The actions we are taking to address overcrowding will help to deal with the surge we are experiencing at present and, we hope, get us through the winter. However, this does not represent a long-term solution. The long-term solution involves a shift from worsening ill health in our population to greater well-being through societal change supported by the Healthy Ireland programme and initiatives on obesity, smoking, alcohol misuse and greater physical activity. Without an improvement in population health, we will always be running up an escalator, working harder and employing more resources merely to match increasing demand. To make progress on the health and well-being agenda in 2015, we will carry out and publish the first survey of the health of the nation since the SLÁN report in 2007. We will then repeat it annually to see what progress we are making. Other measures will include new policies on obesity, the physical activity plan and the public health (alcohol) Bill, the heads of which I hope to publish within the next few weeks.
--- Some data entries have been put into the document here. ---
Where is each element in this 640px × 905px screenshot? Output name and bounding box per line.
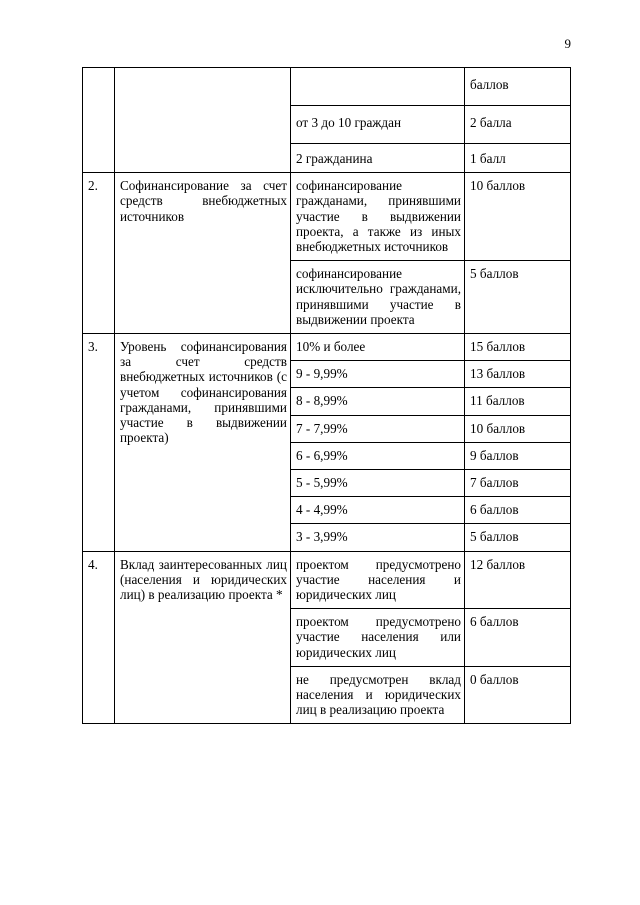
points-cell: 15 баллов [465, 334, 571, 361]
condition-cell: 8 - 8,99% [291, 388, 465, 415]
points-cell: 6 баллов [465, 609, 571, 667]
condition-cell: софинансирование гражданами, принявшими участие в выдвижении проекта, а также из иных внебюджетных источников [291, 173, 465, 261]
condition-cell: проектом предусмотрено участие населения или юридических лиц [291, 609, 465, 667]
points-cell: 9 баллов [465, 442, 571, 469]
condition-cell [291, 68, 465, 106]
table-row [83, 334, 571, 361]
condition-cell: 10% и более [291, 334, 465, 361]
points-cell: 5 баллов [465, 261, 571, 334]
condition-cell: 6 - 6,99% [291, 442, 465, 469]
points-cell: 1 балл [465, 144, 571, 173]
scoring-table [82, 67, 571, 724]
table-row [83, 551, 571, 609]
row-number-cell [83, 68, 115, 173]
points-cell: 10 баллов [465, 415, 571, 442]
points-cell: 0 баллов [465, 666, 571, 724]
table-row [83, 68, 571, 106]
condition-cell: 2 гражданина [291, 144, 465, 173]
condition-cell: софинансирование исключительно гражданами, принявшими участие в выдвижении проекта [291, 261, 465, 334]
condition-cell: проектом предусмотрено участие населения и юридических лиц [291, 551, 465, 609]
criterion-cell: Вклад заинтересованных лиц (населения и юридических лиц) в реализацию проекта * [115, 551, 291, 724]
points-cell: 6 баллов [465, 497, 571, 524]
points-cell: 7 баллов [465, 470, 571, 497]
criterion-cell [115, 68, 291, 173]
row-number-cell: 4. [83, 551, 115, 724]
table-row [83, 173, 571, 261]
points-cell: 5 баллов [465, 524, 571, 551]
condition-cell: 9 - 9,99% [291, 361, 465, 388]
page-number: 9 [564, 36, 571, 51]
points-cell: баллов [465, 68, 571, 106]
points-cell: 10 баллов [465, 173, 571, 261]
condition-cell: 3 - 3,99% [291, 524, 465, 551]
criterion-cell: Уровень софинансирования за счет средств внебюджетных источников (с учетом софинансирования гражданами, принявшими участие в выдвижении проекта) [115, 334, 291, 552]
condition-cell: 5 - 5,99% [291, 470, 465, 497]
points-cell: 13 баллов [465, 361, 571, 388]
row-number-cell: 2. [83, 173, 115, 334]
condition-cell: 4 - 4,99% [291, 497, 465, 524]
condition-cell: от 3 до 10 граждан [291, 106, 465, 144]
points-cell: 11 баллов [465, 388, 571, 415]
condition-cell: 7 - 7,99% [291, 415, 465, 442]
condition-cell: не предусмотрен вклад населения и юридических лиц в реализацию проекта [291, 666, 465, 724]
row-number-cell: 3. [83, 334, 115, 552]
points-cell: 12 баллов [465, 551, 571, 609]
criterion-cell: Софинансирование за счет средств внебюджетных источников [115, 173, 291, 334]
points-cell: 2 балла [465, 106, 571, 144]
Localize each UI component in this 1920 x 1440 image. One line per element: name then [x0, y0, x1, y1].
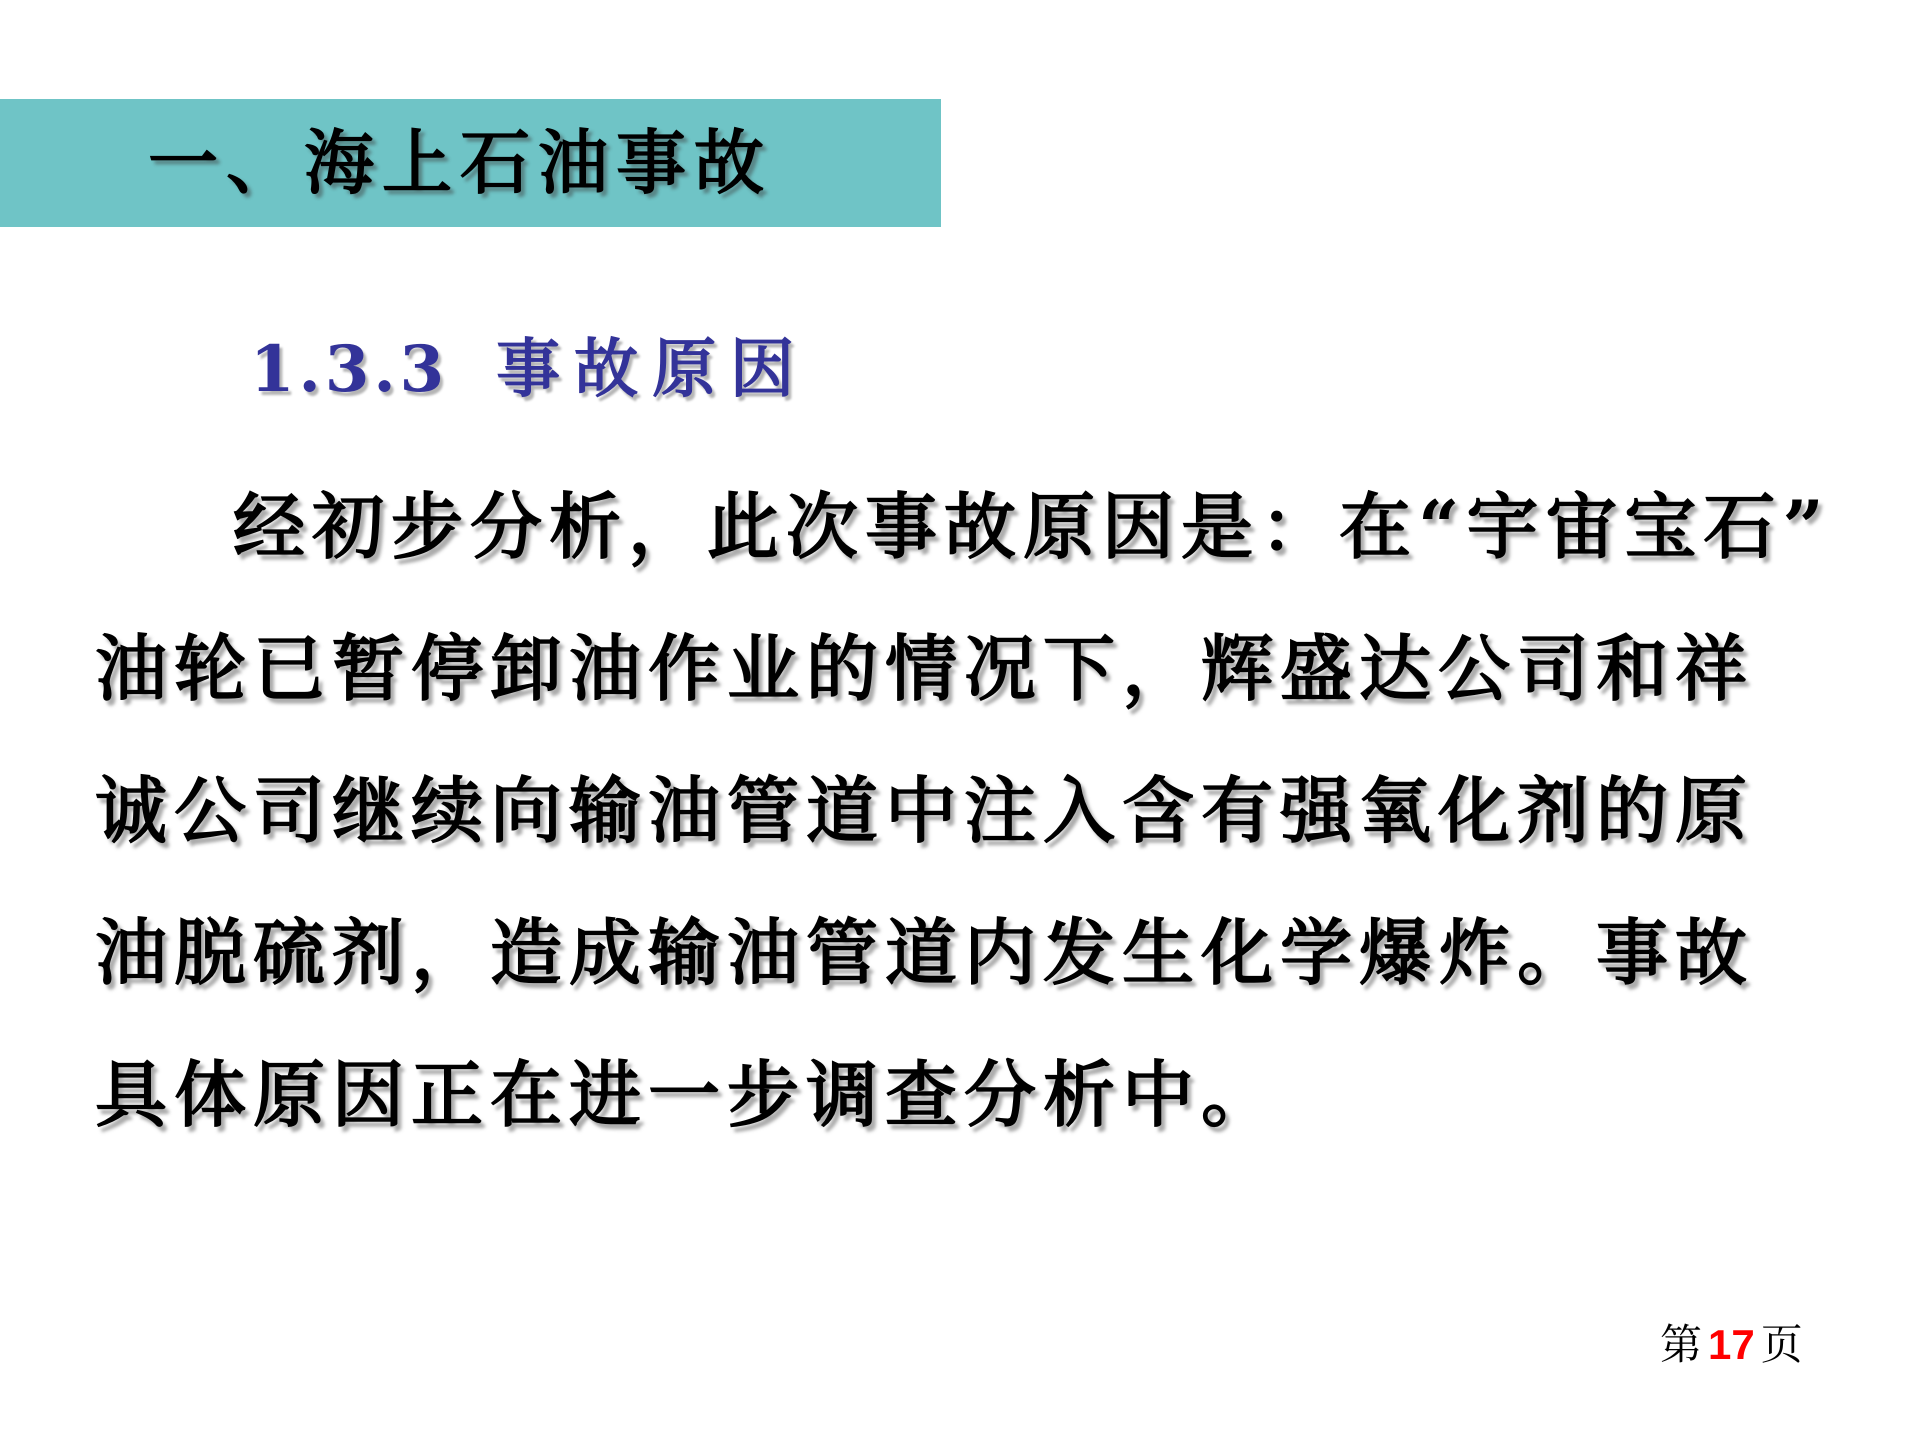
paragraph-line-4: 油脱硫剂，造成输油管道内发生化学爆炸。事故	[95, 910, 1755, 995]
page-footer-suffix: 页	[1760, 1320, 1803, 1369]
paragraph-line-5: 具体原因正在进一步调查分析中。	[95, 1052, 1281, 1137]
section-title: 一、海上石油事故	[148, 121, 772, 204]
paragraph-line-3: 诚公司继续向输油管道中注入含有强氧化剂的原	[95, 768, 1755, 853]
page-footer	[1660, 1312, 1803, 1372]
page-number: 17	[1708, 1321, 1755, 1368]
heading-text: 事故原因	[496, 332, 809, 407]
section-banner	[0, 99, 941, 227]
body-paragraph	[95, 462, 1855, 1172]
page-footer-prefix: 第	[1660, 1320, 1703, 1369]
paragraph-line-2: 油轮已暂停卸油作业的情况下，辉盛达公司和祥	[95, 626, 1755, 711]
paragraph-line-1: 经初步分析，此次事故原因是：在“宇宙宝石”	[233, 484, 1831, 569]
subsection-heading	[250, 318, 808, 410]
heading-number: 1.3.3	[250, 332, 449, 407]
We also need to invest more in better primary care and social care. Better primary care will ensure people do not end up in hospital in the first place or at least not as frequently. This will require better management in the community of chronic diseases like asthma, chronic obstructive pulmonary disease and diabetes and better management and care of the frail elderly. I expect this approach to be at the centre of the new GP contract. I anticipate negotiations on that contract will begin later in the year once the talks on the provision of free GP care to under sixes are concluded. Deputy Calleary may be interested to know that the primary care service plan for this year includes provision for a minor surgery pilot programme under which 30 GPs will perform minor surgeries on GMS patients. There is also provision for access to ultrasound facilities, particularly for GPs in the southern part of the country, as well as a pilot programme to allow GPs to provide venesection for haemochromatosis. We also need much better social care in order that patients fit for discharge can get home or into a nursing home much sooner.

None of these things can be done quickly or without additional costs, at least initially. However, I will do my best to drive them forward. Ireland should be a country in which one can grow old with dignity. Today, unfortunately, that is not always the case.

Deputy Calleary asked if I accept that additional nurses and beds might form part of the solution. I do accept this, and that is why additional beds have been opened. I expect that these will remain open for months. We need to recruit additional nurses, and discussions are under way regarding a campaign in this regard. I am absolutely sure, however, that extra beds and nurses do not constitute the entire solution. One of the great successes in recent years has been the reduction in average lengths of stay. The average patient used to spend nine days in hospital, but this has been reduced to 6.7, which means that a great deal more work can be done. Even though budgets have remained flat, the number of surgeries carried out last year was 13% higher than the number carried out in 2010. The latter is due to greater efficiencies and increased use of day surgery in particular.

I look forward to listening to Members' contributions to this debate. I will provide the Joint Committee on Health and Children with a further update on this matter tomorrow. I will attend that meeting in the company of my senior officials and the director general of the Health Service Executive, Mr. Tony O'Brien. I take this opportunity to reject the Fianna Fáil motion before the House.